Byron Katie has been lauded as one of the key figures in the human potential field. You might know her name through something she calls “The Work”. Both in book version and audio, Katie educates people on issues such as fear, health, relationships, money, the body, and more. In essence, she shows people how to free themselves. What I found most interesting, is her insights into the mind, which run parallel to leading edge research in cognitive neuroscience. You can find other books and “The Work” on the following website: thework.com.
“The Work” is a way to identify and question the thoughts that cause all the suffering in the world. It is a way to find peace within yourself, and with the world. If you keep an open mind, you can do this Work.
Katie comes from the perspective that the only time we suffer is when we believe a thought which argues with what actually is. She suggests that, “if you want reality to be different than it is, you might as well try to teach a cat to bark.” Furthermore, she states, “Wanting reality to be different than it is is hopeless.”
Okay, I presume that makes sense to most of us, but then there are those who may argue that it would be disempowering to stop an argument with reality. If one simply accepts reality, one will become passive. A person may even lose the desire to act. Her response makes sense. “Can you really know that that’s true? Which is more empowering? I wish I hadn’t lost my job or I lost my job; what intelligent solutions can I come up with.”

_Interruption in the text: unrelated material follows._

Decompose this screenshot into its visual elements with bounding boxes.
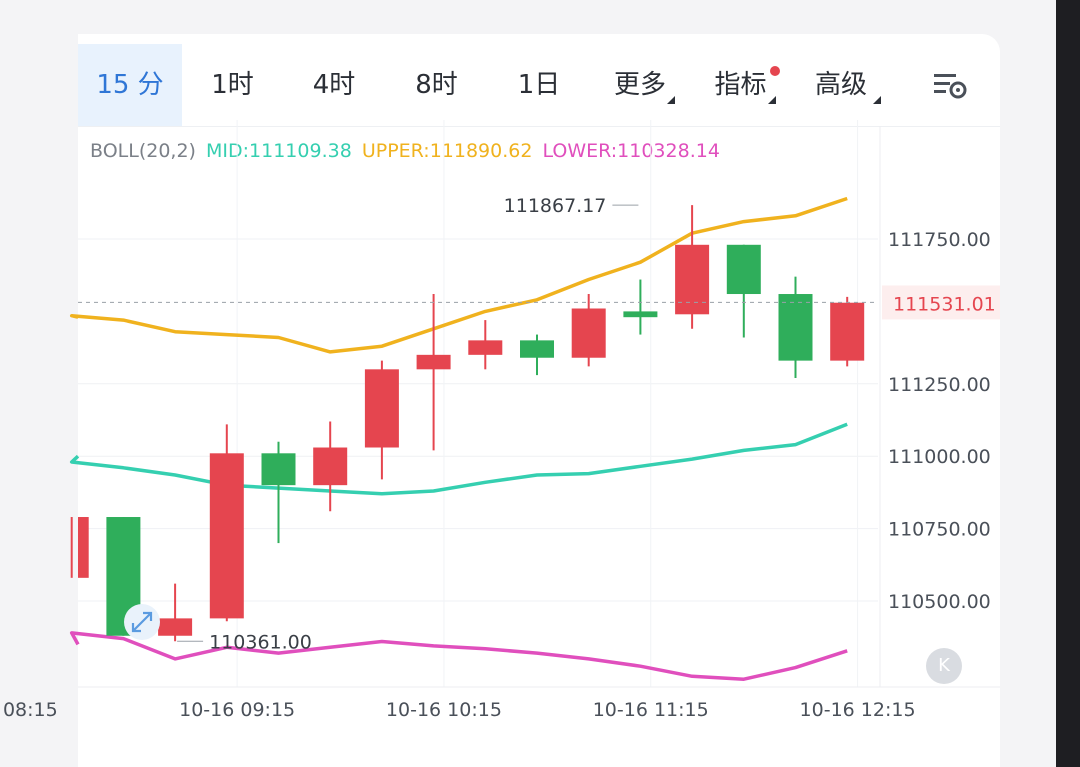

Bottom line: What you think shouldn’t have happened…..should have happened. It should have happened because it did happen and no thinking in the world can change that. Remember we create our reality in the present moment, and when we can see things without resistance and without confusion, and take ownership of our creation, the confusion of our inner struggle will disappear.
No one wants to be in a car accident, or lose their home in a fire but when these things happen, how can it be helpful to mentally argue with them? It hurts more when you argue with reality because it just adds more tension and frustration. “When we stop opposing reality,” she says, “action becomes simple, fluid, kind, and fearless.” Give it a think!